Frick

Wie wurde in der Bronzezeit gefeiert? — Scherben geben Aufschluss über festliche Bräuche

Buchvernissage mit (v. l.) Autorin Miriam Hauser, Fachbereichsleiterin Frühgeschichte Brigitte Röder und Kantonsarchäologen Georg Matter.

Buchvernissage mit (v. l.) Autorin Miriam Hauser, Fachbereichsleiterin Frühgeschichte Brigitte Röder und Kantonsarchäologen Georg Matter.

Die Masterarbeit von Miriam Hauser zu den Funden vom Seckeberg ist als Buch erschienen. Sie beantwortet die Frage, weshalb die wunderschön verzierten Keramikgefässe, überwiegend Trinkschalen und Schüsseln, nach dem Fest zerschlagen, ins Feuer geworfen, in eine Grube deponiert und wieder mit Erde bedeckt wurden.

Wie feierten die Vorfahren in der Region vor 3500 Jahren ihre Feste? Auch sie waren wie in allen Zeiten keine Kinder von Traurigkeit – sehr schön dargestellt auf der Vorderseite des Buches «Der Rest vom Fest – eine spätbronzezeitliche Grube voller Scherben vom Seckeberg in Frick», geschrieben und vorgestellt von Miriam Hauser im Meck in Frick.

Ausgelassen und voller Lebenslust wird da zu aufpeitschenden Trommelklängen um ein loderndes Feuer getanzt, Alkohol fliesst und eine Frau zertrümmert mit Freude Gefässe. So könnte es gewesen sein.

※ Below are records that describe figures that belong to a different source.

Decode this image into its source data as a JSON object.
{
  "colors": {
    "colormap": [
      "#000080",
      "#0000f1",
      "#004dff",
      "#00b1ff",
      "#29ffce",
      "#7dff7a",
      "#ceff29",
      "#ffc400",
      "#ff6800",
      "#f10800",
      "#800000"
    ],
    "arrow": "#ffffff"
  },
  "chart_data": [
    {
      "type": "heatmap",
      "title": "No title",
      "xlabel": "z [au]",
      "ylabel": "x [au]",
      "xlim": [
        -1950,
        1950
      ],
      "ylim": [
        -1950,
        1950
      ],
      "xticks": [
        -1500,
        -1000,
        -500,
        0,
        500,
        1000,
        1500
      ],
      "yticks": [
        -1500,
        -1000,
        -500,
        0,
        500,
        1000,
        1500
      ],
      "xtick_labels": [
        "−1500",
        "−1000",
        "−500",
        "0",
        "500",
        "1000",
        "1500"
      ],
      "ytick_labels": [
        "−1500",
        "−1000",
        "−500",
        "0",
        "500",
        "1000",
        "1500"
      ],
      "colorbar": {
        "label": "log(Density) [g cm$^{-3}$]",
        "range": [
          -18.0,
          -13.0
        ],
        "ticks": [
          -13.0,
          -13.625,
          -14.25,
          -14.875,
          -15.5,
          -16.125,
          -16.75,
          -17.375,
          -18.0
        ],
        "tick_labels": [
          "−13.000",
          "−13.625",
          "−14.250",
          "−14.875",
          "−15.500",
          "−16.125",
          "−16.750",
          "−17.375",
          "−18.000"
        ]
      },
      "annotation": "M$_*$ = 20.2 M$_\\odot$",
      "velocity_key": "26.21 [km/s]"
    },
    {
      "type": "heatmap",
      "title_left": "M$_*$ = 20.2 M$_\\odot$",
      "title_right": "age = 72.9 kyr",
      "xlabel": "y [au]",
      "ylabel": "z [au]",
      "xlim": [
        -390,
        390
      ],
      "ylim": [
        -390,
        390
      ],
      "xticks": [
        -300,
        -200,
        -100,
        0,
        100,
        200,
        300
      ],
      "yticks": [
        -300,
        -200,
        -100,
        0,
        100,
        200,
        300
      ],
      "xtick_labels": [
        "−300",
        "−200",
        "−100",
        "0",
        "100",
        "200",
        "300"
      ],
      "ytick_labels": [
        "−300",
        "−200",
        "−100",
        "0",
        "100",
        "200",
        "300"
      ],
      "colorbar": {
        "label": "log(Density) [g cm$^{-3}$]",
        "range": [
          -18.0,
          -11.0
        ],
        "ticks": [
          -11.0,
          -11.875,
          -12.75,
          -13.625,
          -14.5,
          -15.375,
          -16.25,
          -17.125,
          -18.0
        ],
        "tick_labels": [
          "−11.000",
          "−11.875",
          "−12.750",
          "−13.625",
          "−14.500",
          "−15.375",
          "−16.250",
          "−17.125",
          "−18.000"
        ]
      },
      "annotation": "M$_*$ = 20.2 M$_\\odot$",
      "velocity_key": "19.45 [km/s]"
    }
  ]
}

Rund 3300 Scherben untersucht

Bei der Verlegung einer Gasleitung 1997 auf dem Fricker Seckeberg fand man eine grosse Anzahl einzigartiger feinkeramischer Scherben aus der Spätbronzezeit mit starken Hitzespuren abseits einer Siedlung. Ein Glücksfall auch deshalb, weil die Fundstelle die bisher einzig bekannte ihrer Art in der Nordschweiz ist.

Lange lagen die Scherben in der Kantonsarchäologie in Brugg. Bis sich Miriam Hauser auf Anraten ihrer Mentorin Brigitte Röder dieser spätbronzezeitlichen Überreste für ihre Masterarbeit annahm. Anfänglich mit mehr als nur gemischten Gefühlen, wie sie lachend an der Vernissage des Buches gestand. Mit bangen Gefühlen konnte sie nur noch flüstern: «So viele Scherben.» Es waren an die 3300.

Doch dann ging die junge Frau mutig ans Werk, fing schnell Feuer. «Das Ergebnis ist ein faszinierender Einblick in die bislang kaum bekannten bronzezeitlichen Festpraktiken», unterstrich die Basler Wissenschaftlerin Brigitte Röder. Wusste auch, wie viel Stehvermögen es braucht, um solch ein Ergebnis vorzulegen.

Scherben bringen Glück

In Wort und Bild zeigte Hauser, wie sie akribisch die Funde auswertete, ging der Frage nach, warum die wunderschön verzierten Keramikgefässe, überwiegend Trinkschalen und Schüsseln, nach dem Fest zerschlagen, ins Feuer geworfen, in eine Grube deponiert und wieder mit Erde bedeckt wurden. Meinte, dass dieser Brauch ja gar nicht so unbekannt ist, auch heute gibt es noch viele Scherben bei einem Polterabend nach dem Motto: Scherben bringen Glück.

Doch auch andere Überlegungen gibt es, zum Beispiel die Vertreibung böser Mächte. Miriam Hauser sprach über spannende Erkenntnisse und Interpretationen zu den Funden selbst, zu Ess-und Trinkgewohnheiten, zur Anzahl der feiernden Personen (wahrscheinlich 30), zur möglichen Bedeutung des Festes, das hoch oben auf dem Berg stattfand und gesehen werden sollte.

Was konsumiert wurde, kann nicht beantwortet werden, wenige Knochenfunde deuteten auch auf Fleisch hin. Neben unbeschwerter Fröhlichkeit hatten diese Feste immer auch eine soziale Komponente, das Zusammengehörigkeitsgefühl wurde gestärkt.

Miriam Hauser zieht in ihrem Buch zudem Vergleiche zu Festritualen in anderen Epochen und präsentiert wertvolle Erkenntnisse über die Keramikgefässe.